“As Americans become more and more comfortable with wine, they will better understand how the specific appellation of a wine imparts particular flavors and style to a given grape variety.” — James Mariani
James Mariani is family proprietor and principal of Banfi Vintners, America’s leading wine importer, and the award-winning Castello Banfi Vineyard Estate in Montalcino, Tuscany.
The elder son of Banfi President Emeritus Harry F. Mariani, James and his cousin Cristina Mariani-May represent the third generation of family leadership in the company founded by their grandfather, John F. Mariani, Sr. in 1919.
James Mariani officially joined the family business in 1991, though he earlier interned at the company’s vineyard estates, literally learning the business from the ground up. Over the summers of 1982 and 1983, he served as part of a small team that planted the firm’s Chardonnay vineyard at Old Brookville. Four years later, he worked with the vineyard staff at Castello Banfi for the 1987 harvest. From 1991 to 1996, he joined his father and uncle as influential leaders in the development of Brunello di Montalcino in North America, as he traveled extensively across the U.S. and Canada, conducting seminars, university lectures, and wine maker dinners. At the turn of the millennium, he supported the expansion of the firm’s Chilean portfolio to more premium and super-premium offerings, while simultaneously increasing consumer confidence in Riunite Lambrusco. Having recently completed work on the re-launching of the historic Italian wines of Bolla, Mr. Mariani is now considered an unofficial ambassador for all imported wines, joining other producers and importers on numerous industry panels and tastings. He is frequently on the road to meet with the firm’s multitude of wholesale and retail customers across North America.
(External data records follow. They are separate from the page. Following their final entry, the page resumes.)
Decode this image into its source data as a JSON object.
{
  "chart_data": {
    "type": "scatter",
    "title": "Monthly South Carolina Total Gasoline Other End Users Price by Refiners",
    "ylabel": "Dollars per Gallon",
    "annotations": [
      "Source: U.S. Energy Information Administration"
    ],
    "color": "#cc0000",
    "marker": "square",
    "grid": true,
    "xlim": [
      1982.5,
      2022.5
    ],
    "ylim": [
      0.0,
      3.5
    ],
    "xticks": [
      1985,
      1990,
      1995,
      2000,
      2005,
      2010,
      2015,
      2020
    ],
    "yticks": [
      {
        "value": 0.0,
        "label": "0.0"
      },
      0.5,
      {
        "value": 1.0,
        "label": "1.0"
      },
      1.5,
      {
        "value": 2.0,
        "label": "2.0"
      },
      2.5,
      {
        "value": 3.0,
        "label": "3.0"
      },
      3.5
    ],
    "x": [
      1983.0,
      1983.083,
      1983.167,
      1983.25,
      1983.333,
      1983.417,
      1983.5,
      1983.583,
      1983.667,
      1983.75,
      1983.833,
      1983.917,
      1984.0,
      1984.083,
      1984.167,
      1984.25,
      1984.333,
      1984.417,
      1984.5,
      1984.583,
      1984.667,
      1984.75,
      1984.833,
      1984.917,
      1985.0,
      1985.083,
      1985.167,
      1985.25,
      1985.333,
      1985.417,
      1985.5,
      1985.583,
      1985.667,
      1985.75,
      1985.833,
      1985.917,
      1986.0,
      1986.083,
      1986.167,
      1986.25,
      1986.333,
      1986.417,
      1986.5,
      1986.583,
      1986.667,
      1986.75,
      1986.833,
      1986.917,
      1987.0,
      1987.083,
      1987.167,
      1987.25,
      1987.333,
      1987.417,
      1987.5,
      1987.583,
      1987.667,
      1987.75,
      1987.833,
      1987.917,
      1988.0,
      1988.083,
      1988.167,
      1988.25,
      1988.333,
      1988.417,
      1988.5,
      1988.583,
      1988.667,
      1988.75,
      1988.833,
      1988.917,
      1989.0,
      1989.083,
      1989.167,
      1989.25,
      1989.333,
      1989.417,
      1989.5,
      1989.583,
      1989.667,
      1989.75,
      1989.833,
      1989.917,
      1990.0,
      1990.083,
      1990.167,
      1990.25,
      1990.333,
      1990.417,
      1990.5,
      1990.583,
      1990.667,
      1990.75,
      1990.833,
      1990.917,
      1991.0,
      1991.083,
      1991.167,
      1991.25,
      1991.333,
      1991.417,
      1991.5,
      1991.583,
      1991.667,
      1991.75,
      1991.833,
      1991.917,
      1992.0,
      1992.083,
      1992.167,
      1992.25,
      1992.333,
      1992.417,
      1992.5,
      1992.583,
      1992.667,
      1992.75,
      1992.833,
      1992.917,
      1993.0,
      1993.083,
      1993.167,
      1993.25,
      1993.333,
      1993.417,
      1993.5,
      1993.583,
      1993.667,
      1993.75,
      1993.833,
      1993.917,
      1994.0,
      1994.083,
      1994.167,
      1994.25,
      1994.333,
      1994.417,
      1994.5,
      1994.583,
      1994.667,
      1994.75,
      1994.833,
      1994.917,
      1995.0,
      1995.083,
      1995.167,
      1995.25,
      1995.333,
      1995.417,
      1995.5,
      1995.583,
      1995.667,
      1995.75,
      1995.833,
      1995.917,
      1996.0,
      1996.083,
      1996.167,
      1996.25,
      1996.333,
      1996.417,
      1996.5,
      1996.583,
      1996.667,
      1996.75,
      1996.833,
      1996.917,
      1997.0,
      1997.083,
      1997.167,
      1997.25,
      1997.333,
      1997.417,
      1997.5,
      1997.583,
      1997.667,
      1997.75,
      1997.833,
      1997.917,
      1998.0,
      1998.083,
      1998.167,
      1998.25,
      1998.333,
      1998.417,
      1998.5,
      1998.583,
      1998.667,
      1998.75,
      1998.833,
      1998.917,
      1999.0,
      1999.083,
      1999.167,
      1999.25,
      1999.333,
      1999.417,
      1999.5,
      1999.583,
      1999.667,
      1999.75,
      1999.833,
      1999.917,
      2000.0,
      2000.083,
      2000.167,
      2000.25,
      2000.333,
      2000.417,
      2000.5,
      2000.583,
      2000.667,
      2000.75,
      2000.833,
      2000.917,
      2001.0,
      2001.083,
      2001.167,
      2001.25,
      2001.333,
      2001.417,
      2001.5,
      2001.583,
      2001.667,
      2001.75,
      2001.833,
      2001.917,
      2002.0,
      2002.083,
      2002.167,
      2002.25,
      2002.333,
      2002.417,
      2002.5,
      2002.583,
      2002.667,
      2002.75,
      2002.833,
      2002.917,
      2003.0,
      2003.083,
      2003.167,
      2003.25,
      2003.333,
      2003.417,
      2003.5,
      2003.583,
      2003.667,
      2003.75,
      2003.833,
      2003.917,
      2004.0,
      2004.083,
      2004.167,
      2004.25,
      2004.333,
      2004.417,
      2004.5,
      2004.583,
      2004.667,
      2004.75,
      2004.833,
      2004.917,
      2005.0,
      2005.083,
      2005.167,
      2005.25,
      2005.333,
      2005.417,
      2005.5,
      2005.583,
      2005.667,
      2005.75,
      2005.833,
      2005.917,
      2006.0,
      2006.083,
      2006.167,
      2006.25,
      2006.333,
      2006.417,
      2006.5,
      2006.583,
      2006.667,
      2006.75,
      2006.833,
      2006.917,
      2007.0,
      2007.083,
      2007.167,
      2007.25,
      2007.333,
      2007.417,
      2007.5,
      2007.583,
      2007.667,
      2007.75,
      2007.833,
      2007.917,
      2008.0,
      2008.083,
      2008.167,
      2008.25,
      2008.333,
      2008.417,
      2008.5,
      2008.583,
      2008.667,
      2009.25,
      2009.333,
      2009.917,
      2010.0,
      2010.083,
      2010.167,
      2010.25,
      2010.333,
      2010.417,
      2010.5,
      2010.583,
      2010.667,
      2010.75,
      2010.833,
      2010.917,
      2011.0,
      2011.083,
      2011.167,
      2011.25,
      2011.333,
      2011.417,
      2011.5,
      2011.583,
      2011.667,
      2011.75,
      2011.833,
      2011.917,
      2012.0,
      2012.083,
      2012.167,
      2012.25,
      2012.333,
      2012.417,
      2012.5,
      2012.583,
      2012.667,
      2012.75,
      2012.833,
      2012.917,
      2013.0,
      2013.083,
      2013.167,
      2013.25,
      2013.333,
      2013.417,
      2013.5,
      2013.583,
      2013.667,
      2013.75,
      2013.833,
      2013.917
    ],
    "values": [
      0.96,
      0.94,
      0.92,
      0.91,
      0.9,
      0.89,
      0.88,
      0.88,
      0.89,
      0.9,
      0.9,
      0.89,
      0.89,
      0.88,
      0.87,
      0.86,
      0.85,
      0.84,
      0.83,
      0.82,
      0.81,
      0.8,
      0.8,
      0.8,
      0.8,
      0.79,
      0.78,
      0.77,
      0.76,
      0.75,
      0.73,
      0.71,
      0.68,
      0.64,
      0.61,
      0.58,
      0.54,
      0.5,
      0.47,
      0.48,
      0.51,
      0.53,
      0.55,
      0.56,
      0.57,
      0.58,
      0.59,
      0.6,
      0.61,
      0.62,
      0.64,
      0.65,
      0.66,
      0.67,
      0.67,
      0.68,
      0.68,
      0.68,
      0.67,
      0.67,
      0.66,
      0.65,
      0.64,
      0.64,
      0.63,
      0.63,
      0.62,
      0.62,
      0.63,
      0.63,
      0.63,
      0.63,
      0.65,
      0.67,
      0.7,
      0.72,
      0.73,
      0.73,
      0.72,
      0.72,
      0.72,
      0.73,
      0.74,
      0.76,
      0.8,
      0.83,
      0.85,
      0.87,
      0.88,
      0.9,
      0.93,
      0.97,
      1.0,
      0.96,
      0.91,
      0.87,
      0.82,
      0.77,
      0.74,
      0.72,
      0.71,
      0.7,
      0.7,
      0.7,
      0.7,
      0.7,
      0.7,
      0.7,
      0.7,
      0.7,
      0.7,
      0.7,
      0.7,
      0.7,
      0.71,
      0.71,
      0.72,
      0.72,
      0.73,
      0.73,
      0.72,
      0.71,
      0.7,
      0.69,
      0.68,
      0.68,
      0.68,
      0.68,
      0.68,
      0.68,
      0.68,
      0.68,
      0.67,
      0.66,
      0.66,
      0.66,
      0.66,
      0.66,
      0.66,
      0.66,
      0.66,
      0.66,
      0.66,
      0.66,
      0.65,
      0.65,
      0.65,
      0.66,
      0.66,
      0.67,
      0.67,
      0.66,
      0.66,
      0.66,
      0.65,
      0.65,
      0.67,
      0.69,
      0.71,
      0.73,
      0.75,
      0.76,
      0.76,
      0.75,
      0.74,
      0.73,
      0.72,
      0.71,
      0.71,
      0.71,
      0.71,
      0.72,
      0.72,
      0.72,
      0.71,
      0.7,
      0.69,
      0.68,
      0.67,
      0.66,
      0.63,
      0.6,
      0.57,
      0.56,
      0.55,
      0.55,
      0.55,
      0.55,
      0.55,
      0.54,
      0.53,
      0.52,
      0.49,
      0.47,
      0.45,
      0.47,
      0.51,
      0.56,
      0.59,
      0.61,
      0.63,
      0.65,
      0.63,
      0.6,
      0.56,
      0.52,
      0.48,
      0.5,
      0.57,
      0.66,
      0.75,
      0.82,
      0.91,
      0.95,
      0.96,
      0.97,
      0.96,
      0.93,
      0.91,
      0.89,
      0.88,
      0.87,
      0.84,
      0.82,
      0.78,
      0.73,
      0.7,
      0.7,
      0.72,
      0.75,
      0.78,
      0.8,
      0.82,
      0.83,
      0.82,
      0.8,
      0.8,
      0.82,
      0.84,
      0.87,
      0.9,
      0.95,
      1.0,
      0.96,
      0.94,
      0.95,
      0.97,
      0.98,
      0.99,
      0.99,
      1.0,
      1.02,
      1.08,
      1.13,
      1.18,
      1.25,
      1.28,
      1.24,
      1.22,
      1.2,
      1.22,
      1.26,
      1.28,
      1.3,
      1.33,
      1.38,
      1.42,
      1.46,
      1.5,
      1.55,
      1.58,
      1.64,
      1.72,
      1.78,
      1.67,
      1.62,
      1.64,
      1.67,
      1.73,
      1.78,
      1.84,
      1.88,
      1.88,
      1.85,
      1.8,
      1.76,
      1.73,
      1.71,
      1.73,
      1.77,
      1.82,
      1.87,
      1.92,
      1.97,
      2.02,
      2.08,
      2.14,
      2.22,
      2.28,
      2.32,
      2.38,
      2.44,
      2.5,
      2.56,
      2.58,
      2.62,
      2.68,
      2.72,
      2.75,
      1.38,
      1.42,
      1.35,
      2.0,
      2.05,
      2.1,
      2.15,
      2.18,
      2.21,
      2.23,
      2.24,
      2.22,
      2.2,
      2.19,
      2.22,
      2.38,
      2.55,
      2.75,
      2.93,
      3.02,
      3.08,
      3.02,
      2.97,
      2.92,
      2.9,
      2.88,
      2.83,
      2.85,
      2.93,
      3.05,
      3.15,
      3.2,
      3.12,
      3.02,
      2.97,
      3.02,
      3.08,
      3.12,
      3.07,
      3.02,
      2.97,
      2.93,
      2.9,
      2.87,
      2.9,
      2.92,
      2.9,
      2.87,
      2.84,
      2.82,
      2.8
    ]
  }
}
In assessing the market of the 21st century, Mr. Mariani, who holds a BA from Colgate University and an MBA from the Cornell University’s Johnson School of Business, speculates that current American interest in varietal wines will continue to grow while the market embraces offerings from many different wine-producing nations. “As Americans become more and more comfortable with wine,” he said, “they will better understand how the specific appellation of a wine imparts particular flavors and style to a given grape variety.”